Air was pumped out of the International Space Station’s air lock for the first time in the name of science last week. Inside the cylindrical Quest airlock, ESA astronaut Samantha Cristoforetti and NASA’s Terry Virts monitored their breathing for researchers back on Earth.
With each lungful of air, our bodies absorb oxygen and exhale waste-product molecules such as carbon dioxide and the important ‘signalling’ molecule nitric oxide. The Airway Monitoring experiment looks at the amount of nitric oxide the astronauts expelled by the astronauts in the airlock.
Nitric oxide is a gas found in cigarette smoke and car exhaust, for example, and it is produced in our bodies to regulate blood vessels and act as an antibacterial agent.
Doctors measure the amount of nitric oxide exhaled by patients to help diagnose inflamed lungs and asthma.
Airway monitoring for space and Earth
On Earth, dust drifts to the floor where vacuum cleaners or a damp cloth remove it easily. In weightlessness, dust circulates freely and often irritates and inflames eyes and lungs.
In addition, dust on the Moon and probably Mars sticks to astronauts through static electricity and has sharp edges – all making it more likely that dust will enter astronauts’ lungs and do harm.

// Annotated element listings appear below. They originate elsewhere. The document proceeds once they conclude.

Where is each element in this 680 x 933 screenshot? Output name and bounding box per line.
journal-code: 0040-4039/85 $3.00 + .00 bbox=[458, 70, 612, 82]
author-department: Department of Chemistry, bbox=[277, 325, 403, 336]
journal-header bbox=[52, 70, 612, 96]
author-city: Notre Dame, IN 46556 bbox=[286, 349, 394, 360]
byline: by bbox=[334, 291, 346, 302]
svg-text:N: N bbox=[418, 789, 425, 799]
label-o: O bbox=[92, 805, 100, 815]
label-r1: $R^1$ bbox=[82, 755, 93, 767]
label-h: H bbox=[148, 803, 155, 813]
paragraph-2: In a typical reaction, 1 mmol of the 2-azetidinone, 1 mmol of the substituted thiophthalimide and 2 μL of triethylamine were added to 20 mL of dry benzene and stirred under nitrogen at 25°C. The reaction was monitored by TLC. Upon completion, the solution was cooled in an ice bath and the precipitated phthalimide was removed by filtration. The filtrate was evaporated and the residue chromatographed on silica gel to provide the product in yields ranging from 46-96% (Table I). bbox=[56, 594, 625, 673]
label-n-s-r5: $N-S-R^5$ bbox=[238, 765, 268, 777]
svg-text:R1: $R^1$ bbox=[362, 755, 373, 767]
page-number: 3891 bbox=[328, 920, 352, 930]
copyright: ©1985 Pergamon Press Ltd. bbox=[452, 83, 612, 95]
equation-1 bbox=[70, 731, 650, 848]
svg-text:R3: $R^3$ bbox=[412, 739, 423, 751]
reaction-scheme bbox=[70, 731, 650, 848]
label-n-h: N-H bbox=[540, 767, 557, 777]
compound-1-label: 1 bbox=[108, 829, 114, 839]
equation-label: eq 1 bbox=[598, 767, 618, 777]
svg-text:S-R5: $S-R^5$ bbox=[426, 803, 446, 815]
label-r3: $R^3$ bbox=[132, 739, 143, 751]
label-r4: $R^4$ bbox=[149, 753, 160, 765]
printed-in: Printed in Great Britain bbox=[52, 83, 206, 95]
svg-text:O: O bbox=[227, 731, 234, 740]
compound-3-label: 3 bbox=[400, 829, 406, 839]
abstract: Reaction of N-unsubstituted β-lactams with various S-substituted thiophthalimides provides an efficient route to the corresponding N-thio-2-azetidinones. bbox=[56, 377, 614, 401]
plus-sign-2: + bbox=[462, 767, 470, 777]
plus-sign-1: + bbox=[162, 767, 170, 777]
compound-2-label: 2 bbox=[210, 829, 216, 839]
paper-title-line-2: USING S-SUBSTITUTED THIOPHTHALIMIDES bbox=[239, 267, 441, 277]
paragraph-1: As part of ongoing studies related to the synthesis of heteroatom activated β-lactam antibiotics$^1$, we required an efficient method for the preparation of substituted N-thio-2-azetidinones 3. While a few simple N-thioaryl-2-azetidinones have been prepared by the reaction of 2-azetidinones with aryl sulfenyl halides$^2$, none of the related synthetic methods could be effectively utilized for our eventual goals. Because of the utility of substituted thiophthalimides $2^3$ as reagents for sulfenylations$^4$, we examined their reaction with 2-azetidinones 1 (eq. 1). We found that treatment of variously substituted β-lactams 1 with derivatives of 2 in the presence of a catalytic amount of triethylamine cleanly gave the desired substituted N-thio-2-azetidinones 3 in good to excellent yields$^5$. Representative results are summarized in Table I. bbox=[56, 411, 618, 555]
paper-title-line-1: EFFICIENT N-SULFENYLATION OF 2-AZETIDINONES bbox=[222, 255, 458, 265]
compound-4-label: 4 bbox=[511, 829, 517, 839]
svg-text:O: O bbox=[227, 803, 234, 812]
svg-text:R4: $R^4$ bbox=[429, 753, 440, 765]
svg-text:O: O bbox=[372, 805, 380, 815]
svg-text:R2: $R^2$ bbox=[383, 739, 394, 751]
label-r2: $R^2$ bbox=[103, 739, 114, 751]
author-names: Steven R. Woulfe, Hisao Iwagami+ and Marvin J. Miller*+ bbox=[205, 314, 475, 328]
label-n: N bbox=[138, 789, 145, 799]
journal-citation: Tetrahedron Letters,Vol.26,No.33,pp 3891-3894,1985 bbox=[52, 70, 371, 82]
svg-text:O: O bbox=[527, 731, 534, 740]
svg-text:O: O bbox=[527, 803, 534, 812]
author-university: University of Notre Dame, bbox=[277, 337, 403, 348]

The Airway Monitoring experiment will test the use of nitric oxide as a tool to monitor lung inflammation as well as charting lung health in astronauts.

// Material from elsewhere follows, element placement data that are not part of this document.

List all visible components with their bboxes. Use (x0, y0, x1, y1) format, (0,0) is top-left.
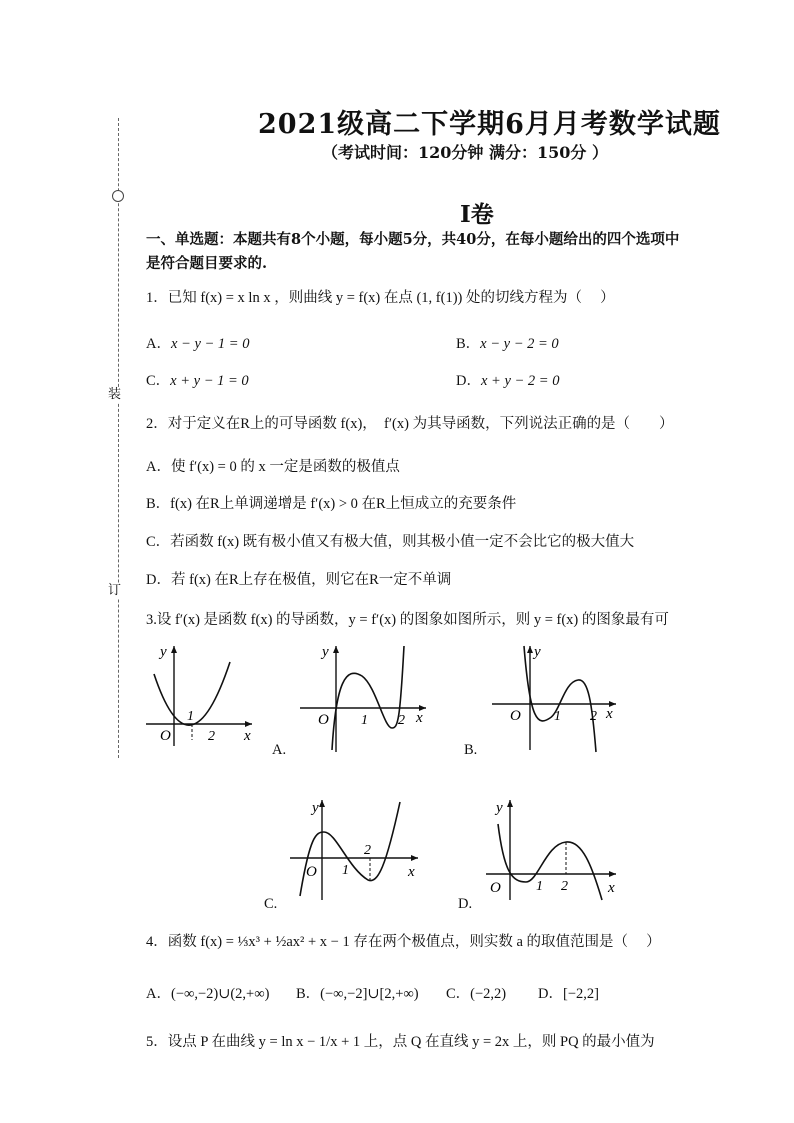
option-label: D． (146, 572, 171, 588)
graph-x-label: x (408, 864, 415, 880)
graph-x-label: x (416, 710, 423, 726)
graph-y-label: y (322, 644, 329, 660)
graph-y-label: y (160, 644, 167, 660)
option-text: 若 f(x) 在R上存在极值，则它在R一定不单调 (170, 572, 452, 588)
section-instruction-2: 是符合题目要求的. (146, 255, 268, 272)
graph-x-label: x (244, 728, 251, 744)
option-label: B． (296, 986, 321, 1002)
question-5-stem: 5．设点 P 在曲线 y = ln x − 1/x + 1 上，点 Q 在直线 y = 2x 上，则 PQ 的最小值为 (146, 1034, 655, 1050)
option-text: x − y − 2 = 0 (480, 336, 559, 352)
graph-tick-2: 2 (208, 729, 215, 744)
question-4-stem: 4．函数 f(x) = ⅓x³ + ½ax² + x − 1 存在两个极值点，则实数 a 的取值范围是（ ） (146, 934, 661, 950)
option-text: 若函数 f(x) 既有极小值又有极大值，则其极小值一定不会比它的极大值大 (170, 534, 635, 550)
question-3-option-c[interactable]: C. (264, 896, 278, 912)
page-title: 2021级高二下学期6月月考数学试题 (258, 109, 721, 140)
question-3-derivative-graph (142, 642, 258, 748)
graph-tick-2: 2 (561, 879, 568, 894)
graph-tick-1: 1 (361, 713, 368, 728)
graph-origin-label: O (510, 708, 521, 724)
option-text: (−2,2) (470, 986, 507, 1002)
binding-hole-icon (112, 190, 124, 202)
option-label: C． (146, 534, 171, 550)
question-3-option-d[interactable]: D. (458, 896, 473, 912)
section-title: I卷 (460, 201, 494, 228)
graph-tick-2: 2 (398, 713, 405, 728)
question-2-stem: 2．对于定义在R上的可导函数 f(x)， f′(x) 为其导函数，下列说法正确的是（ ） (146, 416, 674, 432)
graph-y-label: y (496, 800, 503, 816)
graph-tick-1: 1 (536, 879, 543, 894)
option-text: 使 f′(x) = 0 的 x 一定是函数的极值点 (170, 459, 400, 475)
option-label: A． (146, 459, 171, 475)
graph-tick-2: 2 (590, 709, 597, 724)
question-3-option-d-graph (482, 796, 622, 902)
option-text: [−2,2] (562, 986, 599, 1002)
option-label: B． (146, 496, 171, 512)
option-label: A． (146, 336, 171, 352)
graph-origin-label: O (490, 880, 501, 896)
graph-y-label: y (534, 644, 541, 660)
option-label: B． (456, 336, 481, 352)
question-1-option-d[interactable] (456, 369, 559, 390)
question-2-option-d[interactable] (146, 568, 451, 589)
option-text: x + y − 2 = 0 (480, 373, 560, 389)
question-4-option-d[interactable] (538, 982, 599, 1003)
option-label: C． (446, 986, 471, 1002)
question-1-option-b[interactable] (456, 332, 559, 353)
question-1-stem: 1．已知 f(x) = x ln x ，则曲线 y = f(x) 在点 (1, f(1)) 处的切线方程为（ ） (146, 290, 615, 306)
graph-x-label: x (606, 706, 613, 722)
binding-mark-zhuang: 装 (108, 387, 122, 402)
graph-tick-1: 1 (342, 863, 349, 878)
question-4-option-a[interactable] (146, 982, 269, 1003)
question-4-option-b[interactable] (296, 982, 419, 1003)
graph-x-label: x (608, 880, 615, 896)
option-text: (−∞,−2)∪(2,+∞) (170, 986, 270, 1002)
graph-tick-2: 2 (364, 843, 371, 858)
graph-origin-label: O (306, 864, 317, 880)
question-3-option-b[interactable]: B. (464, 742, 478, 758)
question-3-stem: 3.设 f′(x) 是函数 f(x) 的导函数，y = f′(x) 的图象如图所示，则 y = f(x) 的图象最有可 (146, 612, 669, 628)
question-2-option-b[interactable] (146, 492, 516, 513)
option-text: x − y − 1 = 0 (170, 336, 250, 352)
question-3-option-a-graph (296, 642, 432, 754)
option-label: A． (146, 986, 171, 1002)
section-instruction-1: 一、单选题：本题共有8个小题，每小题5分，共40分，在每小题给出的四个选项中 (146, 231, 680, 248)
question-2-option-c[interactable] (146, 530, 634, 551)
option-label: D． (538, 986, 563, 1002)
option-label: D． (456, 373, 481, 389)
binding-mark-ding: 订 (108, 583, 122, 598)
binding-line (118, 118, 119, 758)
graph-origin-label: O (160, 728, 171, 744)
question-2-option-a[interactable] (146, 455, 400, 476)
question-3-option-b-graph (488, 642, 622, 754)
question-3-option-a[interactable]: A. (272, 742, 287, 758)
question-1-option-a[interactable] (146, 332, 249, 353)
graph-y-label: y (312, 800, 319, 816)
question-4-option-c[interactable] (446, 982, 506, 1003)
option-label: C． (146, 373, 171, 389)
option-text: f(x) 在R上单调递增是 f′(x) > 0 在R上恒成立的充要条件 (170, 496, 517, 512)
question-1-option-c[interactable] (146, 369, 249, 390)
page-subtitle: （考试时间：120分钟 满分：150分 ） (322, 143, 608, 162)
graph-origin-label: O (318, 712, 329, 728)
graph-tick-1: 1 (187, 709, 194, 724)
option-text: (−∞,−2]∪[2,+∞) (320, 986, 419, 1002)
option-text: x + y − 1 = 0 (170, 373, 249, 389)
question-3-option-c-graph (286, 796, 424, 902)
graph-tick-1: 1 (554, 709, 561, 724)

Four sessions will see the pair exhale into the equipment. Samantha and Terry made their first contributions before flight at NASA and ran their first space session in space in January.
On Friday, they entered the Station’s Quest airlock for their last run and reduced the pressure by 30% – equivalent to being on a mountain at 3000 m altitude.

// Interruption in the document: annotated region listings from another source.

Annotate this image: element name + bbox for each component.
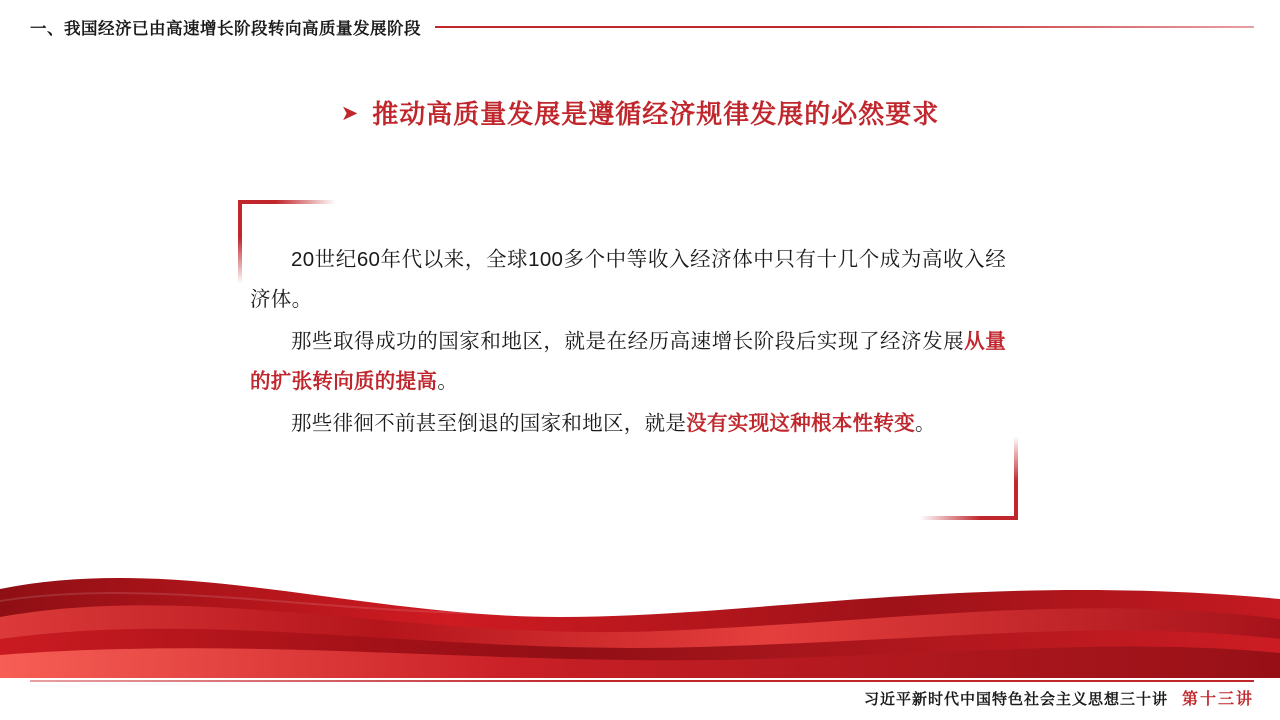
arrow-bullet-icon: ➤: [340, 102, 359, 125]
section-heading: [0, 94, 1280, 131]
emphasized-text: 从量的扩张转向质的提高: [250, 330, 1006, 393]
body-paragraph: [250, 404, 1006, 444]
paragraph-text: 20世纪60年代以来，全球100多个中等收入经济体中只有十几个成为高收入经济体。: [250, 248, 1006, 311]
body-paragraph: [250, 240, 1006, 320]
corner-bracket-top-left-icon: [238, 200, 276, 238]
footer-text: [864, 686, 1254, 709]
slide-footer: [30, 680, 1254, 706]
footer-divider-line: [30, 680, 1254, 682]
ribbon-svg: [0, 543, 1280, 678]
footer-lecture-number: 第十三讲: [1181, 691, 1254, 708]
header-title: 一、我国经济已由高速增长阶段转向高质量发展阶段: [30, 20, 421, 38]
paragraph-text: 那些徘徊不前甚至倒退的国家和地区，就是: [291, 412, 687, 435]
header-divider-line: [435, 26, 1254, 28]
footer-course-title: 习近平新时代中国特色社会主义思想三十讲: [863, 692, 1168, 708]
corner-bracket-bottom-right-icon: [980, 482, 1018, 520]
body-paragraph: [250, 322, 1006, 402]
red-ribbon-graphic: [0, 543, 1280, 678]
paragraph-list: [250, 240, 1006, 446]
content-block: [238, 200, 1018, 520]
paragraph-text: 。: [437, 370, 459, 393]
emphasized-text: 没有实现这种根本性转变: [686, 412, 916, 435]
paragraph-text: 。: [915, 412, 936, 435]
slide-header: [30, 14, 1254, 40]
section-heading-text: 推动高质量发展是遵循经济规律发展的必然要求: [372, 99, 940, 129]
paragraph-text: 那些取得成功的国家和地区，就是在经历高速增长阶段后实现了经济发展: [291, 330, 965, 353]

They are the first of eight astronauts to collect data on their lungs for this experiment. It is also the first time that Quest is used for scientific purposes – the module was installed to allow astronauts to venture outside on spacewalks.
A complete view of lung health
Testing the nitric oxide diagnostic technique in space adds to the data for use on Earth. More than 300 million people suffer from asthma, so a quick and simple lung test would be of great benefit.
Lars Karlsson, lead investigator for this experiment from the Karolinska Institutet of Sweden, is hopeful that the experiment in the airlock will open up new fields of research in reduced pressure in space: “In the future, it is quite likely that drugs could be designed based on exhaled nitric oxide measurements, to find the most effective molecules to treat inflamed airways and lungs. This type of research is a first step down this road.”